O médico aposentado Valdir Pierro, de 74 anos, conheceu o tai chi chuan por acaso ao passear pela Praça do Japão e se interessou desde então. Para ele, é uma experiência incrível poder complementar sua medicina tradicional com a medicina oriental. “Eu me encantei, e além disso fez bem para minha saúde física e mental”, conta o aposentado que conseguiu sair da depressão com a ajuda da arte marcial chinesa.

O tai chi chuan é muito estudado e recomendado por terapeutas e médicos, e como explica Litz, na situação atual em que vivemos, de estresse e correria, praticar a técnica se justifica por si só. Professor de Comunicação Social da UFBA – Universidade Federal da Bahia – André Lemos, 52, tem contato com o tai chi há mais de trinta anos e se sente transformado desde então. “É incrível, ainda mais ao ar livre, que é o ambiente mais propício para isso. Já participei de muitas artes marciais, mas foi no tai chi que eu me encontrei”, revela André.
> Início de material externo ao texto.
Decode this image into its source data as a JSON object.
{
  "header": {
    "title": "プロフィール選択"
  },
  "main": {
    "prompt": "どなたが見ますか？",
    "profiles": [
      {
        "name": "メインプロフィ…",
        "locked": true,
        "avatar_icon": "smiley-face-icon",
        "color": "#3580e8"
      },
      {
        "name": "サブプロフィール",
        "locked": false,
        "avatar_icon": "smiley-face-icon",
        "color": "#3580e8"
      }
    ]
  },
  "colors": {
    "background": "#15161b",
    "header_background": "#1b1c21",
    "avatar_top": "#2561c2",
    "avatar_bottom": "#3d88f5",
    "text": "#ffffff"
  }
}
O Tai Chi Chuan pode ser praticado por crianças, adolescentes, adultos e idosos, em casa, no trabalho, na escola, na praça, na academia ou onde você preferir. Os resultados serão físicos – externos e internos, psicológicos e não há contraindicações.

 

História

A prática parte da ideia de que todos podem encontrar uma fonte de energia (o “tai chi”) em seu interior, baseando-se no taoísmo – tradicional filosofia chinesa – e nos movimentos da natureza.

O Tai Chi Chuan é baseado também na medicina tradicional chinesa. Quando praticado os órgãos internos se massageiam e o sistema circulatório é melhor estimulado, aumentando a concentração e diminuindo o estresse, por isso é recomendável para todas as idades. Os movimentos cíclicos e suaves têm relação com o ying e yang – duas energias opostas em equilíbrio – e representam a filosofia e o esforço, o equilíbrio e o movimento.

A história dessa arte marcial tem duas versões, a poética e a factual. Levis Litz conta que, segundo a lenda, um monge criou a técnica a partir da observação do combate entre uma garça e uma serpente. Mas o fato, até registrado pelo governo da China, é que a iniciativa foi de Chen Wangting no século XVII, um general chinês que depois de se envolver com práticas taoístas de meditação e circulação de energia uniu-as com seus conhecimentos marciais.

 

Serviço

Praça do Japão, todo sábado sem chuva, às 10:00.

O mestre Litz é editor da revista Tai Chi Brasil e está escrevendo um livro sobre a arte marcial.